A cap on long-end yields
Price action in rates markets suggests that the most momentous central bank decision to be made this week will be a hawkish shift from the Fed. This is at least what we conclude looking at the continued flattening of yield curves globally, led by USD. This is in line with our tactical view, even if encouraging data on the severity of Omicron cases poses a risk to our expectation.
Pending a more definitive assessment, the reality of ever tighter health-related restrictions on economic activity contributes to dampen any upward momentum in yields, keeping 10-year Treasuries below 1.5% and 10-year Bund below -0.3%.
Market's implied Fed Fund terminal rate drops ahead of Fed meeting
With yield curves flattening, it is worth reminding ourselves of how much tightening the market implies from the Fed. Despite what promises to be one of the most notable hawkish U-turns of recent history (dropping the idea that inflation is transitory, opening space for a March hike, accelerating tapering just one meeting after it started, probably a jump in the median 2022 dot), the terminal rate in this cycle has actually declined in recent days, to 1.34% according to our calculations.
And more flattening on the cards
This is consistent with the way rates have been trading in recent months (in fact, since the Spring) but not with what the Fed is signaling: a long term Fed Fund at 2.5%. Low long-end rates are a major obstacle in the Fed’s ability to tighten policy as much as it intends, but the balance between supply and demand will shift by the time the Fed Fund rate reaches the market’s implied terminal rate. For instance, higher FX-hedging cost should reduce foreign demand, and quantitative tightening might also bite.
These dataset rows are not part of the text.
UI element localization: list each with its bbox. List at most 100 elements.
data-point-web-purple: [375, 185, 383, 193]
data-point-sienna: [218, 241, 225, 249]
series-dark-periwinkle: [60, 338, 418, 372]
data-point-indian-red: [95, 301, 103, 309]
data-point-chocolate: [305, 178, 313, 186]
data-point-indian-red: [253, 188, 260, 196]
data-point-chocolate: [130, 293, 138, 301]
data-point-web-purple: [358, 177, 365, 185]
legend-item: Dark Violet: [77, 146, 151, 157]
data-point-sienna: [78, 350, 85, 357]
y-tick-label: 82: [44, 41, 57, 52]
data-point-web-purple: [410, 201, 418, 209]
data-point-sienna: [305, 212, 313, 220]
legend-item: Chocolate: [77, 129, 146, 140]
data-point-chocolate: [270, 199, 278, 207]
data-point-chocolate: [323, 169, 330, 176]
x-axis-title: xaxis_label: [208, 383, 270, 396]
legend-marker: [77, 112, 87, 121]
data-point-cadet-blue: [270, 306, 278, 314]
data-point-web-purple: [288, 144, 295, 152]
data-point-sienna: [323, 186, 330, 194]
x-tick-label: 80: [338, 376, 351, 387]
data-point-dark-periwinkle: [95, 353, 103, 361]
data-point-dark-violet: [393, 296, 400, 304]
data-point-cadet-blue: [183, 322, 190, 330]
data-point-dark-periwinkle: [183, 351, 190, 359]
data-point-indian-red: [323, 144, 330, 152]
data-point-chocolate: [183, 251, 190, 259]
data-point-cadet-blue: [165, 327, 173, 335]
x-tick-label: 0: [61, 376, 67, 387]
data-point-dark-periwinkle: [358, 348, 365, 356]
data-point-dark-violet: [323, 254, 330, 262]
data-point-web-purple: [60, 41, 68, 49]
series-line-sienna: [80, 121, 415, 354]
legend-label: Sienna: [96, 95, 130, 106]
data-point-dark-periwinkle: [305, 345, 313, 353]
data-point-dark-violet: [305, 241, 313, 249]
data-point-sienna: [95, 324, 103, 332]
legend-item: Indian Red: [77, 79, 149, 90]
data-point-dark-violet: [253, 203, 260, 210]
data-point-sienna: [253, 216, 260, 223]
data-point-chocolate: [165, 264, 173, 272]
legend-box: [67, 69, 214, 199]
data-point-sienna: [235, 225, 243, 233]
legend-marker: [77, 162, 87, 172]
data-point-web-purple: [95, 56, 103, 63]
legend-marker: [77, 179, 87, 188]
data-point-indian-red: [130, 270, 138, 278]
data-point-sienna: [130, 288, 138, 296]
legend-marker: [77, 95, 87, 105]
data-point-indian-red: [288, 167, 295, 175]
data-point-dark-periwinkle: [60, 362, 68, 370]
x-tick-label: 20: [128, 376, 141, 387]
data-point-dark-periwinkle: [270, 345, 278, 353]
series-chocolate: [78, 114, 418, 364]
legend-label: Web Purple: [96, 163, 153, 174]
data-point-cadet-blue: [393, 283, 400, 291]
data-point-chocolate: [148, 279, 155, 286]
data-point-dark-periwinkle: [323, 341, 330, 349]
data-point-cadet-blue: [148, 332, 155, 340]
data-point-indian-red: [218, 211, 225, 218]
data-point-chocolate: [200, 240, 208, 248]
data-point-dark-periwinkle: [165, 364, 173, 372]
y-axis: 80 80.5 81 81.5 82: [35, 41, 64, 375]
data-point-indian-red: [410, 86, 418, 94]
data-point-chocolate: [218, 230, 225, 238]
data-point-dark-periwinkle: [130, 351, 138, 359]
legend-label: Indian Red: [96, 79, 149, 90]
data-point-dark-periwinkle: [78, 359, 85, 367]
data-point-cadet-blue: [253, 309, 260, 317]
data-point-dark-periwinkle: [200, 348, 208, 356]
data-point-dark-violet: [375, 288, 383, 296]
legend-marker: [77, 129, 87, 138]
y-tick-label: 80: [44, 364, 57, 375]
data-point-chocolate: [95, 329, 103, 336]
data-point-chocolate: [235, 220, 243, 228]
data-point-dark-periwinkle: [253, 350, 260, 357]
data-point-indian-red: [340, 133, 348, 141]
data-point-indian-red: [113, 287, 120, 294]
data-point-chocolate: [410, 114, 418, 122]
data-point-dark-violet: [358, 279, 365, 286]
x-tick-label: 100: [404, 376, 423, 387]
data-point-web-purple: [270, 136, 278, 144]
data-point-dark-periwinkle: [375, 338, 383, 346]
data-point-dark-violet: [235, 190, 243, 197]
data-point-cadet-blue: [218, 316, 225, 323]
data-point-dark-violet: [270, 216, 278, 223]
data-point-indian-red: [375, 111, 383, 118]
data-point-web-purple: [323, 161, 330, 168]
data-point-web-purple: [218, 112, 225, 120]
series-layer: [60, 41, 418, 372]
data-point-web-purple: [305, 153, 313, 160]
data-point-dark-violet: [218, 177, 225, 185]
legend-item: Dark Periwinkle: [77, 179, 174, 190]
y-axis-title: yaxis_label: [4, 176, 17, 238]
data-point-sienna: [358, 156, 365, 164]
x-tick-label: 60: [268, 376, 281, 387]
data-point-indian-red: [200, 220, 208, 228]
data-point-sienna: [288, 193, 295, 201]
2024 OIS pricing looks most at odds with Fed projections
This is not how we think markets will trade in the near-term, however. As they brace for a hawkish Fed meeting concluding today, overshadowing more dovish decisions by the ECB and BoE on Thursday, we expect more flattening to take place.
This view is reinforced by waning supply (yesterday saw the last two regular EGB auctions of 2021) and continued ECB buying until 21 December. One can also point to stretched T-bill yields as a sign that government bonds will remain very much in demand into the new year.